Pukul 07.00 wib, berhembus isu adanya tsunami dari arah selatan. Warga yang ada di jalanan pun semakin panik. "Banyu..banyu...banyu soko kidul, banyune wes tekan perempatan Palbapang," teriakan seseorang itu membuat gaduh suasana. Warga pun berbondong-bondong menyelamatkan diri ke utara. Mereka berduyun-duyun lari ke daerah yang posisinya lebih tinggi. Ketika isu tsunami datang, entah inisiatif dari mana, mayat yang saat itu sudah dievakuasi diikat pada pohon besar oleh keluarganya. Mungkin harapannya agar mayat tersebut tidak hanyut terbawa tsunami.

Saya dan keluarga beserta beberapa tetangga menyelamatkan diri mencari tempat yang aman. Menggunakan mobil carry, kami menuju ke arah utara. Di jalan raya ternyata kegelisahan semakin menjadi, jalanan ramai dengan orang-orang yang ingin menyelamatkan diri. Tapi di jalan raya malah terjadi kekisruhan. Saya dan orang-orang yang tinggal di daerah selatan mencoba menyelamatkan diri menuju arah utara, sementara orang-orang daerah utara malah ke selatan. Ternyata di daerah utara berembus kabar kalau gempa terjadi karena Gunung Merapi yang saat itu berstatus siaga mau meletus.

Sekitar pukul 08.00 isu tsunami sudah mereda. Warga mulai kembali ke asal masing-masing. Selang beberapa saat terjadi gempa kedua yang cukup besar. Gempa susulan yang masih sering terjadi hingga malam tiba membuat warga tak berani berada di dalam rumah. Apalagi setelah gempa listrik mati, informasi saat itu hanya bisa didapatkan dari radio. Orang-orang pun tinggal di tenda darurat buatan sendiri.
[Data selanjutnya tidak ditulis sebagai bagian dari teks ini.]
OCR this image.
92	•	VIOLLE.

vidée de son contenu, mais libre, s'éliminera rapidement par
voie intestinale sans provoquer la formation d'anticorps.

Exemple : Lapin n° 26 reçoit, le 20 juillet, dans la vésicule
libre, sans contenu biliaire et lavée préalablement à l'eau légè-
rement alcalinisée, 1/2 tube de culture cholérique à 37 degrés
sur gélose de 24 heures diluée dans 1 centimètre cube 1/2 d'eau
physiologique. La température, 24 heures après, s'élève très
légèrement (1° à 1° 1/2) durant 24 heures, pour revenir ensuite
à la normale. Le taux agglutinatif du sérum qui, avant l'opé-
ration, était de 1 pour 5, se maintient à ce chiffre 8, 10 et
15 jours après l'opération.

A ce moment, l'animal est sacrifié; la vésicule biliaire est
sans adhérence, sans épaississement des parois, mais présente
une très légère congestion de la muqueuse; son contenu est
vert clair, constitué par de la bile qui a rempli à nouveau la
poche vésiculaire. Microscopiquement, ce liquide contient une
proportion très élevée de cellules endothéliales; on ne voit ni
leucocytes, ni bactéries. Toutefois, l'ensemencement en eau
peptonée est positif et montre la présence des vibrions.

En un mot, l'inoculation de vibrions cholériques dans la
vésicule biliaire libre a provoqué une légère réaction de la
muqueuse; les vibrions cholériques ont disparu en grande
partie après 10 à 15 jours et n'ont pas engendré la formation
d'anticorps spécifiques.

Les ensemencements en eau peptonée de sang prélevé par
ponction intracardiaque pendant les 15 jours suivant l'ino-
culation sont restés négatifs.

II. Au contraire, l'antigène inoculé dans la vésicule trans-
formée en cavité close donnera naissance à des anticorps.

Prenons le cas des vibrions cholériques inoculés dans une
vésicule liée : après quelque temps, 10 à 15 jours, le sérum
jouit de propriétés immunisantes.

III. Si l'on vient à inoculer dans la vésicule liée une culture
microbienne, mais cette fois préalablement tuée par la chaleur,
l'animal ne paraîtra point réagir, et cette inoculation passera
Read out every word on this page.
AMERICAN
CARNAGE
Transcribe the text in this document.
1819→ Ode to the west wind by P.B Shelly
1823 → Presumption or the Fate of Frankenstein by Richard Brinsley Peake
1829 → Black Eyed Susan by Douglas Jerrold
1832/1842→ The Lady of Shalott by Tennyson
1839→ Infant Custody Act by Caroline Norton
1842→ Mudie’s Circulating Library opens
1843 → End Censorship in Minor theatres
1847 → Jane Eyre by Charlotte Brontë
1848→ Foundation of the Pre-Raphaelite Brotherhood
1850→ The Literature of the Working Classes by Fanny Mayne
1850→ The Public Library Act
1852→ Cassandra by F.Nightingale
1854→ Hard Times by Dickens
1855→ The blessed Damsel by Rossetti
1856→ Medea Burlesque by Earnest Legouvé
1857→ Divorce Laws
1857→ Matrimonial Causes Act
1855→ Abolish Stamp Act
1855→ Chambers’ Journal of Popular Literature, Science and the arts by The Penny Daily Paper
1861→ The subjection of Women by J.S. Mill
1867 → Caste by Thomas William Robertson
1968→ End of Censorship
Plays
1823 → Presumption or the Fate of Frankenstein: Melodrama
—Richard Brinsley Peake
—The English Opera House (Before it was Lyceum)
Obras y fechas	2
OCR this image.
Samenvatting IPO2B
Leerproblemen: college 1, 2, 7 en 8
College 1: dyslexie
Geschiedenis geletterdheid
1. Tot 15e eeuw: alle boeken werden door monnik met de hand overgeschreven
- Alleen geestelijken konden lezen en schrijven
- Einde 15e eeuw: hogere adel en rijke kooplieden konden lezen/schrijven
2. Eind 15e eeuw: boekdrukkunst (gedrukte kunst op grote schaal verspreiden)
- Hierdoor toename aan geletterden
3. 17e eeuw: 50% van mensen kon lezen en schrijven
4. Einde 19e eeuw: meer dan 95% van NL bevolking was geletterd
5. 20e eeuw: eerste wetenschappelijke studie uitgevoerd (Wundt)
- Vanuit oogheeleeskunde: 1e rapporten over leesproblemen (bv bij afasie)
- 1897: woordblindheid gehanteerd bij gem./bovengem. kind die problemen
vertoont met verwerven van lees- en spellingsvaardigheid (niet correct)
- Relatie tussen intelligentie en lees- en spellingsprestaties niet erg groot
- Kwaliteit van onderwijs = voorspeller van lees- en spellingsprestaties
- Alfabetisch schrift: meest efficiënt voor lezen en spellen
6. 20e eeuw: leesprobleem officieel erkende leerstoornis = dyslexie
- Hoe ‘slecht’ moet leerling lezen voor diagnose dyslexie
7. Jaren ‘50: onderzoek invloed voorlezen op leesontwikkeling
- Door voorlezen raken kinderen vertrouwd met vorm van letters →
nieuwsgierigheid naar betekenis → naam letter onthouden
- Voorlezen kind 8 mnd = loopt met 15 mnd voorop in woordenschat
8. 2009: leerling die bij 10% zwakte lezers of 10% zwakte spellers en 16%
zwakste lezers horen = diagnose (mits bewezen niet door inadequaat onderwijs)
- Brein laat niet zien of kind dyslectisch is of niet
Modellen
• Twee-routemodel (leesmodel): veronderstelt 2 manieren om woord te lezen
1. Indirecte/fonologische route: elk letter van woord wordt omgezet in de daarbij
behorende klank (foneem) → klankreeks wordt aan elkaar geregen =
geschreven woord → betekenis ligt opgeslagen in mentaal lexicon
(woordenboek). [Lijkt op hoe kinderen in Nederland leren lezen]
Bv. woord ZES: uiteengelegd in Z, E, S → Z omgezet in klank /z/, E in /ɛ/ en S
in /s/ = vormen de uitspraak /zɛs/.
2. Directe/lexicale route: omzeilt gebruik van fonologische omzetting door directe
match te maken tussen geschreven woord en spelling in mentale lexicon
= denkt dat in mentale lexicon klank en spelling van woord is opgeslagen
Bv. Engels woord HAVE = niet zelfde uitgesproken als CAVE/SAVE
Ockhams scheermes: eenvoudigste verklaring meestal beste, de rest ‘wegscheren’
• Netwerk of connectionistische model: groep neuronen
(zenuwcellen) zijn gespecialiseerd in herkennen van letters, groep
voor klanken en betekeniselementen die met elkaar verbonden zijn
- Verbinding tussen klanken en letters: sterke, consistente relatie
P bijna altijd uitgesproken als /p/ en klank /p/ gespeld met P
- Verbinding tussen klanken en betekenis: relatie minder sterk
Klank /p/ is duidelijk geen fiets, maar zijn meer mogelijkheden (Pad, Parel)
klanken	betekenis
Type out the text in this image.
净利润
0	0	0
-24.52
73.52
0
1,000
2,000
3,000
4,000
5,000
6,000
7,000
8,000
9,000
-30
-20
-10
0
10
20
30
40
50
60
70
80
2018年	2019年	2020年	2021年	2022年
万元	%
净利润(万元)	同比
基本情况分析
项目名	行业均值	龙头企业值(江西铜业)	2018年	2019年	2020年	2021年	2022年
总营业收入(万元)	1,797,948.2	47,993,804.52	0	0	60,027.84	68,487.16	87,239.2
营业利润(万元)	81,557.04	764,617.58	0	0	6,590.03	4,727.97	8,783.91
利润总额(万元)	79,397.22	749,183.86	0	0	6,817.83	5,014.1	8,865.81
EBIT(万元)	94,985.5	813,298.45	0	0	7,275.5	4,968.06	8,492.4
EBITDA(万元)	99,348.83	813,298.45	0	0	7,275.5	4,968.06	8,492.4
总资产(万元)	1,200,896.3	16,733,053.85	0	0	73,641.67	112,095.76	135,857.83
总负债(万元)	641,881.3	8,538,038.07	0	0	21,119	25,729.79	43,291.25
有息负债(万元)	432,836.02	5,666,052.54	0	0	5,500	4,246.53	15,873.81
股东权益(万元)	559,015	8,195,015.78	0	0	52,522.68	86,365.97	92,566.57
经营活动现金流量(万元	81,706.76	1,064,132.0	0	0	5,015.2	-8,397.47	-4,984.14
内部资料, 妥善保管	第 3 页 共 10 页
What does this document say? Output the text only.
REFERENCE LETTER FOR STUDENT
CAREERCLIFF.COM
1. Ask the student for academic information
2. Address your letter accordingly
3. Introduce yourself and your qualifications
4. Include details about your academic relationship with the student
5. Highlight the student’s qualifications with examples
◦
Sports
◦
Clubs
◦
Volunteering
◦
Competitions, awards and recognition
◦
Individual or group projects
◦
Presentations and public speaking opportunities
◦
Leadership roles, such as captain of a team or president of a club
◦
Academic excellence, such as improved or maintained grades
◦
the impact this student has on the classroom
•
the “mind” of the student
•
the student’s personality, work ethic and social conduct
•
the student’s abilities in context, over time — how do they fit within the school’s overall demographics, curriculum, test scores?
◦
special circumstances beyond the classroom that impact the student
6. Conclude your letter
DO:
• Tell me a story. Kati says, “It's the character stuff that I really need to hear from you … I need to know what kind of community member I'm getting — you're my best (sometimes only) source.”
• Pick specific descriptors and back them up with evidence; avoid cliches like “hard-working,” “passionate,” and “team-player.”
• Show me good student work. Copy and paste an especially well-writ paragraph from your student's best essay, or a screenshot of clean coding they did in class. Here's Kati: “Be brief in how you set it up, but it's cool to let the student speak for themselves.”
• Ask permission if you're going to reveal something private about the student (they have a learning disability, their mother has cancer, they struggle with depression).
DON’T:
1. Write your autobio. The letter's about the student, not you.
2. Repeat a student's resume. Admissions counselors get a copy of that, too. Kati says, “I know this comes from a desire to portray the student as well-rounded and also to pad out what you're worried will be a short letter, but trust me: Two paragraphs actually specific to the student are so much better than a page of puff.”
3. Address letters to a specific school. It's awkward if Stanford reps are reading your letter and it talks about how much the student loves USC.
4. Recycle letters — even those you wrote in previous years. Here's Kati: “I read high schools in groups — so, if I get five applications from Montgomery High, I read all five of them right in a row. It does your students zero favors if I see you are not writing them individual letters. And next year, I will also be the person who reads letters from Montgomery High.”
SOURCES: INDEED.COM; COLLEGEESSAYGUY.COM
Hingga satu mingga pascagempa, banyak orang yang masih tinggal di tenda darurat. Rumah-rumah yang tak runtuh kosong dari penghuninya. Mereka kebanyakan masih trauma dengan kejadian itu. Listrik yang mati baru hidup pada hari ke tujuh. Bantuan dalam berbagai bentuk pun terus berdatangan saat itu.